In France (where I am originally from), the maternal leave is a little more than 3 months – about 1 month before you deliver and 2 months and a half after delivery. Then, you’re expected to hand your baby over to daycares. The live-in or live-out nanny system mostly doesn’t exist (except for very wealthy families) and most of my friends got from their boss a few more months, one or two, but that’s it ! So I’d say 90% of French children are in full-time daycare by age 6 months.
Then, kindergarten starts at 3. If your child is, say, 2 and 7 or 9 months by the beginning of the school year, and she’s potty trained, she’s allowed to go to school. School for us mean 9am to 4 pm. And this seems all natural to all of my friends, family, everyone I know in France.

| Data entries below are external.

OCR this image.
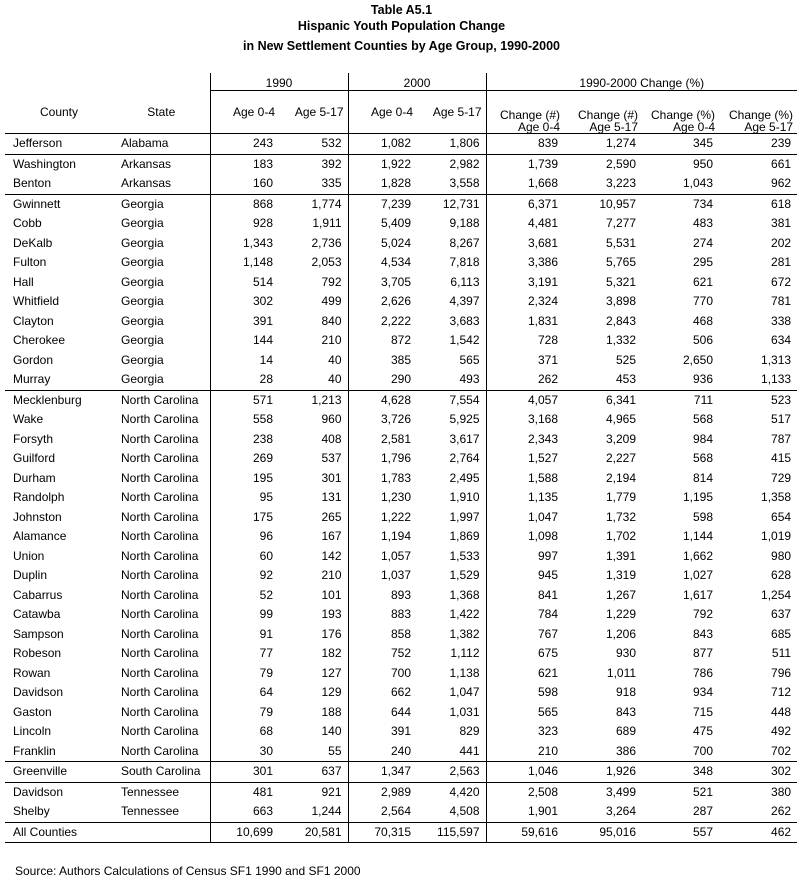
Table A5.1
Hispanic Youth Population Change
in New Settlement Counties by Age Group, 1990-2000
		1990		2000		1990-2000 Change (%)			
County	State	Age 0-4	Age 5-17	Age 0-4	Age 5-17	Change (#) Age 0-4	Change (#) Age 5-17	Change (%) Age 0-4	Change (%) Age 5-17
Jefferson	Alabama	243	532	1,082	1,806	839	1,274	345	239
Washington	Arkansas	183	392	1,922	2,982	1,739	2,590	950	661
Benton	Arkansas	160	335	1,828	3,558	1,668	3,223	1,043	962
Gwinnett	Georgia	868	1,774	7,239	12,731	6,371	10,957	734	618
Cobb	Georgia	928	1,911	5,409	9,188	4,481	7,277	483	381
DeKalb	Georgia	1,343	2,736	5,024	8,267	3,681	5,531	274	202
Fulton	Georgia	1,148	2,053	4,534	7,818	3,386	5,765	295	281
Hall	Georgia	514	792	3,705	6,113	3,191	5,321	621	672
Whitfield	Georgia	302	499	2,626	4,397	2,324	3,898	770	781
Clayton	Georgia	391	840	2,222	3,683	1,831	2,843	468	338
Cherokee	Georgia	144	210	872	1,542	728	1,332	506	634
Gordon	Georgia	14	40	385	565	371	525	2,650	1,313
Murray	Georgia	28	40	290	493	262	453	936	1,133
Mecklenburg	North Carolina	571	1,213	4,628	7,554	4,057	6,341	711	523
Wake	North Carolina	558	960	3,726	5,925	3,168	4,965	568	517
Forsyth	North Carolina	238	408	2,581	3,617	2,343	3,209	984	787
Guilford	North Carolina	269	537	1,796	2,764	1,527	2,227	568	415
Durham	North Carolina	195	301	1,783	2,495	1,588	2,194	814	729
Randolph	North Carolina	95	131	1,230	1,910	1,135	1,779	1,195	1,358
Johnston	North Carolina	175	265	1,222	1,997	1,047	1,732	598	654
Alamance	North Carolina	96	167	1,194	1,869	1,098	1,702	1,144	1,019
Union	North Carolina	60	142	1,057	1,533	997	1,391	1,662	980
Duplin	North Carolina	92	210	1,037	1,529	945	1,319	1,027	628
Cabarrus	North Carolina	52	101	893	1,368	841	1,267	1,617	1,254
Catawba	North Carolina	99	193	883	1,422	784	1,229	792	637
Sampson	North Carolina	91	176	858	1,382	767	1,206	843	685
Robeson	North Carolina	77	182	752	1,112	675	930	877	511
Rowan	North Carolina	79	127	700	1,138	621	1,011	786	796
Davidson	North Carolina	64	129	662	1,047	598	918	934	712
Gaston	North Carolina	79	188	644	1,031	565	843	715	448
Lincoln	North Carolina	68	140	391	829	323	689	475	492
Franklin	North Carolina	30	55	240	441	210	386	700	702
Greenville	South Carolina	301	637	1,347	2,563	1,046	1,926	348	302
Davidson	Tennessee	481	921	2,989	4,420	2,508	3,499	521	380
Shelby	Tennessee	663	1,244	2,564	4,508	1,901	3,264	287	262
All Counties		10,699	20,581	70,315	115,597	59,616	95,016	557	462
Source: Authors Calculations of Census SF1 1990 and SF1 2000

So I have to say that I got pretty amazed here in Toronto when I heard of children going to kindergarten just for 2 or 3 hours in the morning, and sometimes just 3 mornings a week. My first reaction was : what the hell ? what kind of system is that, that makes things even more complicated than not having children at school ?
Now I understand more the debate, the pros and cons, I think that 2 1/2 to go to school full day is kind of hard on children – and teachers !

But I can’t get rid of expecting my child to be in full day at school as soon as he starts school. It’s how it was for me, how it is for my nieces and nephews, and it’s just cultural – it’s in me !

captcha fun : homeland 🙂

4 Rebecca June 18, 2009 at 8:33 pm

Great quote re: bailing out autos

This is a great discussion…

5 Hilary June 22, 2009 at 6:22 am

As someone who’s not a parent but hopes and plans to be one in Ontario a few years from now, I’ve read the report summary and welcome all the recommendations. I wonder how well it will work, but we’ve got to try something! My mum worked on the 1984 Taskforce on Childcare (I’m on the cover!) and 25 years later, we still have no national childcare program.

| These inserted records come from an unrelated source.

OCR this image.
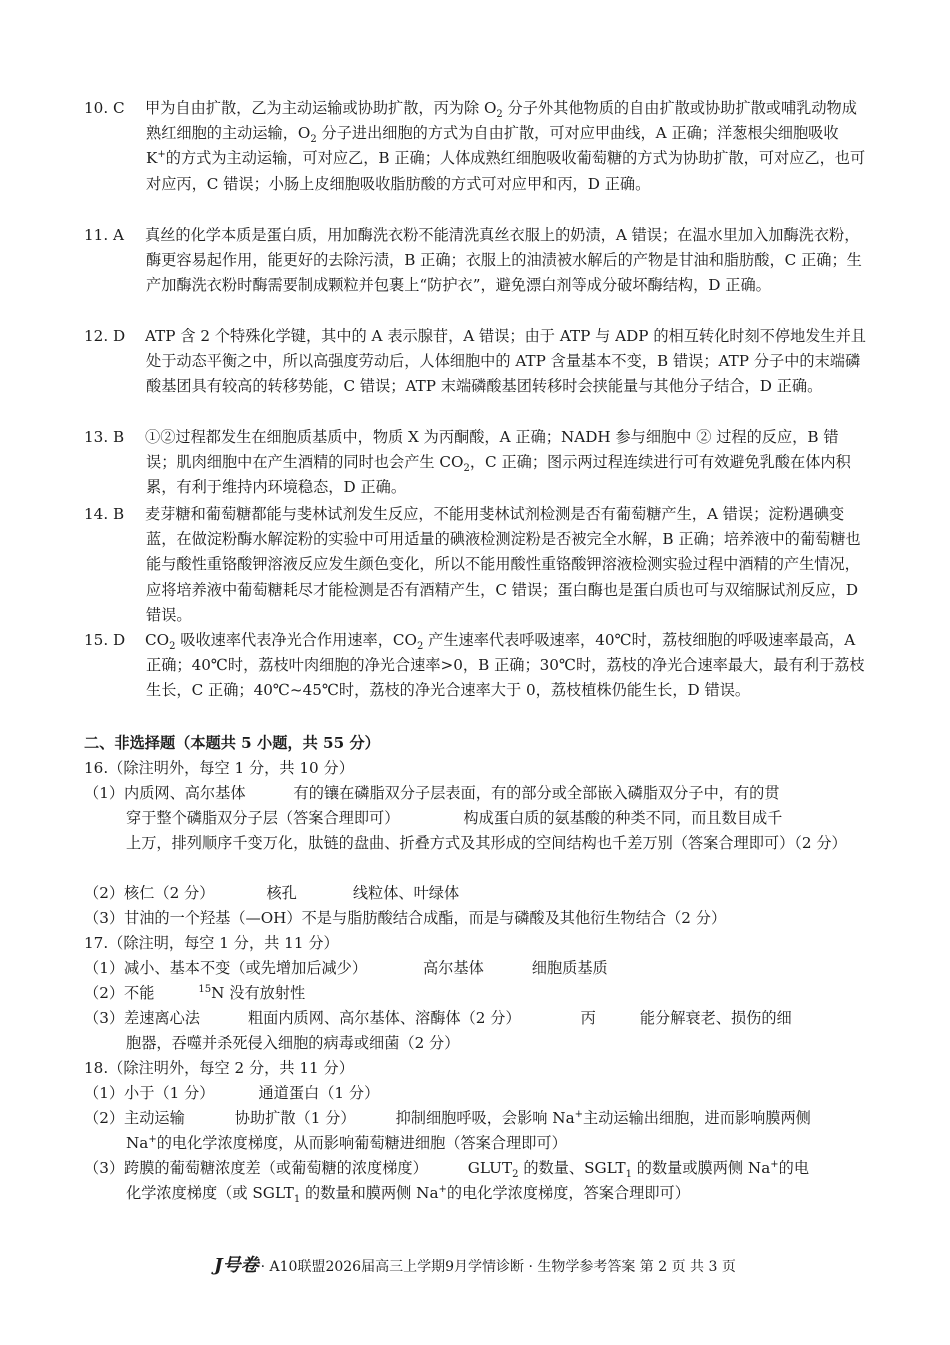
10. C	甲为自由扩散，乙为主动运输或协助扩散，丙为除 $O_2$ 分子外其他物质的自由扩散或协助扩散或哺乳动物成熟红细胞的主动运输，$O_2$ 分子进出细胞的方式为自由扩散，可对应甲曲线，A 正确；洋葱根尖细胞吸收 K+的方式为主动运输，可对应乙，B 正确；人体成熟红细胞吸收葡萄糖的方式为协助扩散，可对应乙，也可对应丙，C 错误；小肠上皮细胞吸收脂肪酸的方式可对应甲和丙，D 正确。
11. A	真丝的化学本质是蛋白质，用加酶洗衣粉不能清洗真丝衣服上的奶渍，A 错误；在温水里加入加酶洗衣粉，酶更容易起作用，能更好的去除污渍，B 正确；衣服上的油渍被水解后的产物是甘油和脂肪酸，C 正确；生产加酶洗衣粉时酶需要制成颗粒并包裹上“防护衣”，避免漂白剂等成分破坏酶结构，D 正确。
12. D	ATP 含 2 个特殊化学键，其中的 A 表示腺苷，A 错误；由于 ATP 与 ADP 的相互转化时刻不停地发生并且处于动态平衡之中，所以高强度劳动后，人体细胞中的 ATP 含量基本不变，B 错误；ATP 分子中的末端磷酸基团具有较高的转移势能，C 错误；ATP 末端磷酸基团转移时会挟能量与其他分子结合，D 正确。
13. B	①②过程都发生在细胞质基质中，物质 X 为丙酮酸，A 正确；NADH 参与细胞中 ② 过程的反应，B 错误；肌肉细胞中在产生酒精的同时也会产生 $CO_2$，C 正确；图示两过程连续进行可有效避免乳酸在体内积累，有利于维持内环境稳态，D 正确。
14. B	麦芽糖和葡萄糖都能与斐林试剂发生反应，不能用斐林试剂检测是否有葡萄糖产生，A 错误；淀粉遇碘变蓝，在做淀粉酶水解淀粉的实验中可用适量的碘液检测淀粉是否被完全水解，B 正确；培养液中的葡萄糖也能与酸性重铬酸钾溶液反应发生颜色变化，所以不能用酸性重铬酸钾溶液检测实验过程中酒精的产生情况，应将培养液中葡萄糖耗尽才能检测是否有酒精产生，C 错误；蛋白酶也是蛋白质也可与双缩脲试剂反应，D 错误。
15. D	$CO_2$ 吸收速率代表净光合作用速率，$CO_2$ 产生速率代表呼吸速率，40℃时，荔枝细胞的呼吸速率最高，A 正确；40℃时，荔枝叶肉细胞的净光合速率>0，B 正确；30℃时，荔枝的净光合速率最大，最有利于荔枝生长，C 正确；40℃~45℃时，荔枝的净光合速率大于 0，荔枝植株仍能生长，D 错误。
二、非选择题（本题共 5 小题，共 55 分）
16.（除注明外，每空 1 分，共 10 分）
（1）内质网、高尔基体	有的镶在磷脂双分子层表面，有的部分或全部嵌入磷脂双分子中，有的贯
穿于整个磷脂双分子层（答案合理即可）	构成蛋白质的氨基酸的种类不同，而且数目成千
上万，排列顺序千变万化，肽链的盘曲、折叠方式及其形成的空间结构也千差万别（答案合理即可）（2 分）
（2）核仁（2 分）	核孔	线粒体、叶绿体
（3）甘油的一个羟基（—OH）不是与脂肪酸结合成酯，而是与磷酸及其他衍生物结合（2 分）
17.（除注明，每空 1 分，共 11 分）
（1）减小、基本不变（或先增加后减少）	高尔基体	细胞质基质
（2）不能	$^{15}$N 没有放射性
（3）差速离心法	粗面内质网、高尔基体、溶酶体（2 分）	丙	能分解衰老、损伤的细
胞器，吞噬并杀死侵入细胞的病毒或细菌（2 分）
18.（除注明外，每空 2 分，共 11 分）
（1）小于（1 分）	通道蛋白（1 分）
（2）主动运输	协助扩散（1 分）	抑制细胞呼吸，会影响 Na+主动运输出细胞，进而影响膜两侧
Na+的电化学浓度梯度，从而影响葡萄糖进细胞（答案合理即可）
（3）跨膜的葡萄糖浓度差（或葡萄糖的浓度梯度）	$GLUT_2$ 的数量、$SGLT_1$ 的数量或膜两侧 Na+的电
化学浓度梯度（或 $SGLT_1$ 的数量和膜两侧 Na+的电化学浓度梯度，答案合理即可）
J号卷 · A10联盟2026届高三上学期9月学情诊断 · 生物学参考答案 第 2 页 共 3 页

I hope the recommendations on enhanced leave aren’t swept under the carpet, though; I especially support extending it to the self employed and an exclusive paid leave for dads and non-birthing parents – I’m a huge supporter of fathers’ rights to participate fully in infant care and bonding. In England, where I currently live, the government is moving towards even more leave for dads (four months just for them).

6 Jill August 25, 2009 at 6:27 pm

Hi everyone. I think that Paula has hit the nail on the head when it comes to special needs. I see it all the time as an elementary school teacher. Teachers that have their hands up in the air because they don’t have strategies to deal with children with special needs. Our Learning Resource Teacher can only spread herself so thin! I had a little man that began school in JK of 2007. He has a severe speech delay and was in a municipal program for that. He could NOT pronounce simple words such as ‘yes’ and ‘no’. I wanted to him to have access to another SLP who could come to the school and see him on the days when he came. I was told ‘No’. SLP availability begins in SK, when he was finished with the program outside of school. However, it became very evident that he had other issues that I felt needed to be addressed. I begged our LST to have our school psychologist come and test him. She initially refused, indicating that he was too young for any testing. I requested again and again. Finally, she was going to come this spring (almost the end of SK!), but there was a crisis in the board and she was needed elsewhere. My little guy did not get tested or even observed. He will also not be retained as he will likely ‘get more help in Grade 1’. Even with the assistance of the SLP and myself, there was very little improvement. I feel so bad for him. Now he’ll go to Grade 1 and become even more frustrated. He has an excellent Grade 1 teacher and she is very much aware of his difficulties. However, I too, think the system needs to take better care of the students they already have.